Zerlegung nach rund 107.000 km

  • Und die Intervalle von 60Tkm ist auch keine Konstante, sondern nach Anzeige der MFA, also kann sein, je nach Betrieb, Fahrweise usw., dass bereits nach 35123km die Inspektionsmeldung angeht. 2 Jahre, dass ist die angabe für Wenigfahrer, die vllt. 10Tkm im Jahr zusammenbringen.


    Richtig. Ein VW-Mensch hat mir mal erzählt, die Kaltstarts (Start des Motors mit Wassertemp.: < 60°C) werden von der Elektronik gezählt und nach Erreichen einer bestimmten Summe, ruft der BC zum Service auf.
    Klingt plausibel und ich wüsste nicht wonach sich die Serviceanzeige sonst noch richten sollte.
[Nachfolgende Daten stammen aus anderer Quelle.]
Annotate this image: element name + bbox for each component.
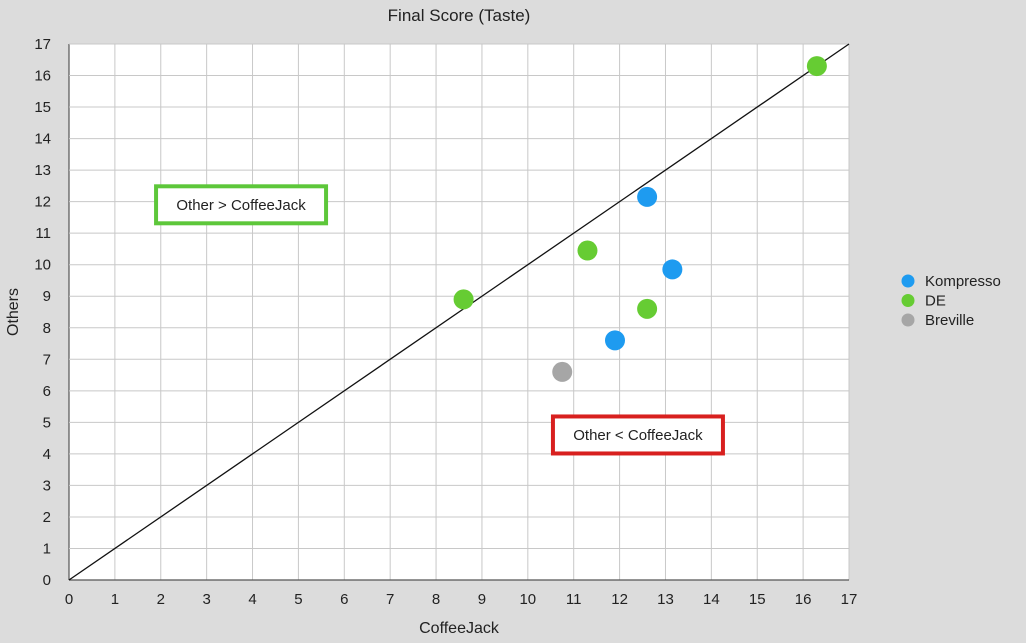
y-tick-label: 8	[43, 320, 51, 337]
x-tick-label: 6	[340, 591, 348, 608]
legend-label: Breville	[925, 312, 974, 329]
y-tick-label: 0	[43, 572, 51, 589]
legend-marker	[901, 294, 915, 307]
y-axis-title: Others	[5, 288, 22, 336]
x-tick-label: 2	[157, 591, 165, 608]
x-tick-label: 3	[202, 591, 210, 608]
y-tick-label: 10	[34, 257, 51, 274]
x-tick-label: 1	[111, 591, 119, 608]
legend-label: DE	[925, 293, 946, 310]
y-tick-label: 16	[34, 68, 51, 85]
annotation-box	[550, 414, 725, 456]
x-tick-label: 9	[478, 591, 486, 608]
x-tick-label: 10	[519, 591, 536, 608]
x-tick-label: 15	[749, 591, 766, 608]
y-tick-label: 9	[43, 288, 51, 305]
y-tick-label: 14	[34, 131, 51, 148]
y-tick-label: 2	[43, 509, 51, 526]
y-tick-label: 15	[34, 99, 51, 116]
x-tick-label: 16	[795, 591, 812, 608]
data-point-de	[577, 240, 598, 261]
annotation-box	[154, 184, 329, 226]
reference-line	[68, 43, 850, 581]
x-tick-label: 7	[386, 591, 394, 608]
data-point-de	[453, 289, 474, 310]
legend-label: Kompresso	[925, 273, 1001, 290]
x-tick-label: 4	[248, 591, 256, 608]
x-tick-label: 17	[841, 591, 858, 608]
legend-marker	[901, 274, 915, 288]
data-point-de	[637, 298, 658, 319]
y-tick-label: 6	[43, 383, 51, 400]
x-tick-label: 12	[611, 591, 628, 608]
x-tick-label: 8	[432, 591, 440, 608]
x-tick-label: 13	[657, 591, 674, 608]
data-point-breville	[552, 361, 573, 382]
annotation-label: Other < CoffeeJack	[573, 427, 703, 444]
x-tick-labels: 0 1 2 3 4 5 6 7 8 9 10 11 12 13 14 15 16 17	[65, 591, 858, 608]
y-tick-label: 12	[34, 194, 51, 211]
y-tick-label: 5	[43, 414, 51, 431]
x-tick-label: 5	[294, 591, 302, 608]
data-points	[453, 56, 827, 382]
y-tick-label: 17	[34, 36, 51, 53]
legend-marker	[901, 313, 915, 327]
y-tick-label: 4	[43, 446, 51, 463]
data-point-kompresso	[637, 186, 658, 207]
legend: Kompresso DE Breville	[901, 273, 1001, 329]
data-point-de	[806, 56, 827, 77]
y-tick-label: 3	[43, 477, 51, 494]
annotation-label: Other > CoffeeJack	[176, 197, 306, 214]
y-tick-label: 13	[34, 162, 51, 179]
x-tick-label: 11	[566, 591, 582, 608]
data-point-kompresso	[662, 259, 683, 280]
annotations: Other > CoffeeJack Other < CoffeeJack	[154, 184, 725, 456]
grid-lines	[68, 43, 850, 581]
chart-title: Final Score (Taste)	[388, 6, 531, 25]
y-tick-label: 7	[43, 351, 51, 368]
data-point-kompresso	[605, 330, 625, 351]
y-tick-label: 1	[43, 540, 51, 557]
x-axis-title: CoffeeJack	[419, 620, 500, 637]
x-tick-label: 14	[703, 591, 720, 608]
x-tick-label: 0	[65, 591, 73, 608]
y-tick-label: 11	[35, 225, 51, 242]
reference-line-group	[68, 43, 850, 581]
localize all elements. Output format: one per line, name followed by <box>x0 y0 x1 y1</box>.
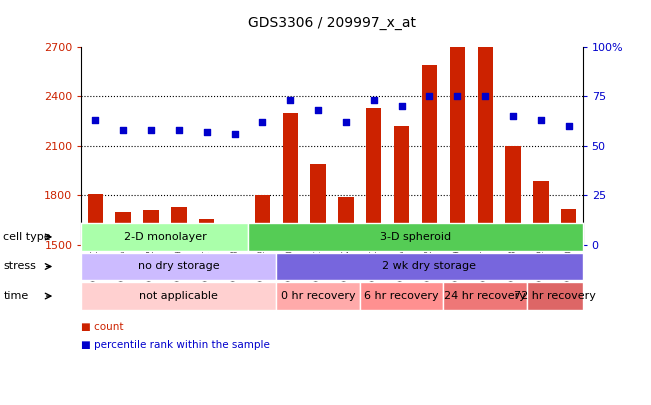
Bar <box>283 113 298 245</box>
Text: 24 hr recovery: 24 hr recovery <box>444 291 526 301</box>
Text: ■ count: ■ count <box>81 322 124 332</box>
Point <box>202 129 212 135</box>
Bar <box>339 197 353 245</box>
Bar <box>394 126 409 245</box>
Text: cell type: cell type <box>3 232 51 242</box>
Point <box>313 107 324 113</box>
Point <box>480 93 490 100</box>
Bar <box>88 194 103 245</box>
Point <box>564 123 574 129</box>
Bar <box>561 209 576 245</box>
Bar <box>366 108 381 245</box>
Point <box>90 117 100 123</box>
Text: time: time <box>3 291 29 301</box>
Point <box>285 97 296 103</box>
Bar <box>505 146 521 245</box>
Text: 0 hr recovery: 0 hr recovery <box>281 291 355 301</box>
Text: 3-D spheroid: 3-D spheroid <box>380 232 451 242</box>
Text: ■ percentile rank within the sample: ■ percentile rank within the sample <box>81 340 270 350</box>
Point <box>368 97 379 103</box>
Point <box>508 113 518 119</box>
Bar <box>450 45 465 245</box>
Text: GDS3306 / 209997_x_at: GDS3306 / 209997_x_at <box>248 16 416 30</box>
Bar <box>478 45 493 245</box>
Text: stress: stress <box>3 262 36 271</box>
Bar <box>199 219 214 245</box>
Bar <box>533 181 549 245</box>
Bar <box>171 207 186 245</box>
Point <box>229 131 240 137</box>
Bar <box>255 196 270 245</box>
Point <box>146 127 156 133</box>
Point <box>174 127 184 133</box>
Bar <box>422 65 437 245</box>
Text: no dry storage: no dry storage <box>138 262 219 271</box>
Point <box>424 93 435 100</box>
Text: 72 hr recovery: 72 hr recovery <box>514 291 596 301</box>
Bar <box>143 210 159 245</box>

  • Du darfst aber nicht vergessen, daß das Werk auch kein Interesse hat, daß der Wagen ewig hält. Deswegen wird ja auch die Lebensdauer diverser Bauteile künstlich niedriger gehalten. Insbesondere im Bereich der Elektronik/Computertechnik ist die geplante Obsolenz ein großes Thema.


    Der Wagen muß möglichst (wen wundert es) problemfrei die Garantiezeit überstehen und ein paar weitere Jährchen halten. Das Du als Kunde am Ende glaubst, Qualität gekauft zu haben. Das heißt demzufolge jedoch noch lange nicht nicht, daß die vom Werk angegebenen Intervalle das optimale Werkzeug für eine ideale Lebensdauer darstellen. Sie sind nur der vom Werk gewollte Kompromiß aus: Der Kunde bekommt ein pflegearmes Produkt und der Haltbarkeit (daß der Kunde wegen der Qualität nicht mosert. Quasi dem Kunden suggerieren, Sieh mal an Dein Neuer muß nur alle 2 Jahre in die Werkstatt und der sagenhaften Langlebigkeit, wo die Hersteller aber bewußt gezielt mit der Vergangenheit spielen (Käfer etc.), ohne das es signifikante Nachweise gibt, daß die neuen Autos ähnlich hohe Lebenserwartungen aufweisen.


    Das Potential daß der Wagen 15 oder 20 Jahre hält statt zum Beispiel nur 10 Jahren liegt nicht bei den werksseitig angegebenen Intervallen sondern dem eigenmächtigen Kundenentscheidungen zu sagen ok mir sind die Intervalle zu lang. Ich investiere freiwillig in neues Motoröl und ich fahre den Wagen freiwillig warm und kalt beim Turbo. Das schadet auch der Garantie nicht. Anders bei einer Überschreitung der werksseitig vorgegebenen Intervalle.


    Ich bin ja mal gespannt, wie lange mein Golf 6 schlußendlich durchhält. Mein BMW E36 Compact wurde z.B. unter dem Strich "nur" rund 13 Jahre alt (EZ 1996). Dann war er an dem Punkt, wo die Reparatur unwirtschaftlich war. Stoßdämpfer rundum waren fällig, alle Radlager, Auspuffanlage, diverse Elektronikschwächen. Alles Kleinigkeiten im Prinzip. Der eigentliche KO kam mit dem Getriebeschaden (der 2. Gang sprang dauernd raus). Das ganze bei einem Wagenwert von rund 1200-1500 EUR. Da kam die AWP gerade passend. Ich bin aber eigentlich sonst ein Verfechter der Nutzung solange es nur geht und war erschrocken, was manche für Fahrzeuge bei der AWP geopfert haben, um schlußendlich einen Dacia Logan zu fahren..... Grausig....

    Betreffs der Intervalle: Neben den Kaltstarts könnte ich mir noch vorstellen, daß der Ölgütesensor bei entsprechend schlechter Ölqualität den Service anfordert. D.h. Wassergehalt im Öl, verdreckt etc. Das wird neben den gezählten Kaltstarts ein weiterer Faktor sein. Ebenso könnte ich mir vorstellen, daß das Steuergerät registriert, wie lange ein Auto unter Vollast bzw. bei hohen Drehzahlen und Tempo bewegt wurde. Quasi eine halbe Fahrprofilanalyse.